End-of-year update: Tom Beerntsen, Kerry Wood Foundation
By David Sharos For The Sun December 19, 2012 2:52PM
My Chef's Bill Garlough, YMCA Vice President Tom Beerntsen, and Naperville Bank and Trust's Tom Miers at NCTV17's 25th anniversary open house in February. | Submitted
Updated: January 22, 2013 6:08AM
Editor’s note: If you’ve been wondering what happened to a few of the people The Sun has written about, we have been, too. Beginning today, The Sun will feature a few of the people featured in 2012 and where their stories have gone since we last reported on them.
A former chief executive with the YMCA who planned to retire at age 63 is now saying he plans to work “as long as my employers will have me.”
Tom Beerntsen served as the president and CEO of the YMCA in Naperville beginning in 2004 until a merger took place with Chicago in 2011, and he became executive vice president of association development at the YMCA Metro Chicago.
Then the Woods came calling, as in Cubs’ former pitching star Kerry Wood and his wife, Sarah. The couple was looking to hand over the reins of a foundation they had started a year earlier and figured the long-time not-for-profit guru was their man.
“I really expected to move up to Door County and retire, but this job with the Wood Family Foundation is wonderful,” Beerntsen said, who took over as executive director on Nov. 1. “I’ve found that Kerry is sort of the ‘Bart Starr’ of 2012. He’s very humble and very passionate about what he wants to do for kids, and he cares about Chicago. I used to work with 3,500 employees and now there are just three, including myself. It’s fun not having all the bureaucracy.”
Beerntsen said his first six weeks have found him “walking through doors others couldn’t hope to open” thanks to Wood’s name and that his goal is to “translate Kerry’s legacy as an All-Star pitcher into a legacy of philanthropy.”
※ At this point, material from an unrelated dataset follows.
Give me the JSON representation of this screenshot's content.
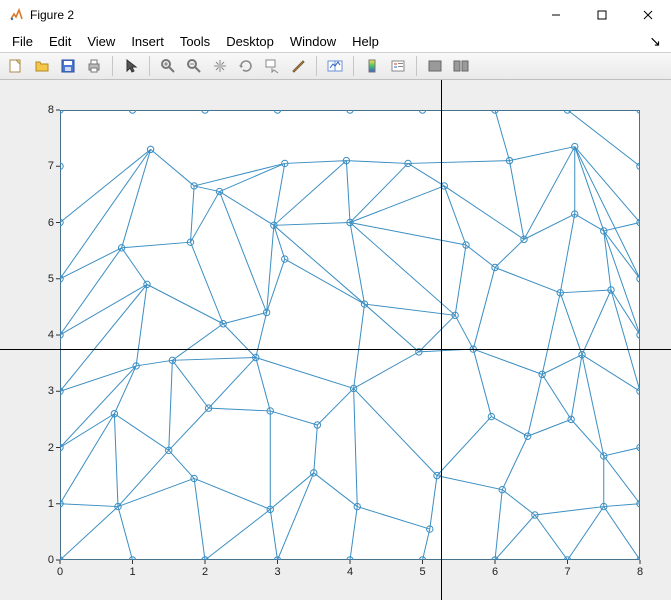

“We are working with four neighborhoods in Chicago, including Inglewood, Lawndale, Humbolt Park and Austin, and deciding what we want to do,” Beerntsen said. “One of the challenges for me is the impulse to try and save every kid, and we have to focus on a small universe of people. There are a lot of kids out there struggling, and it’s frustrating when you can’t reach them all.”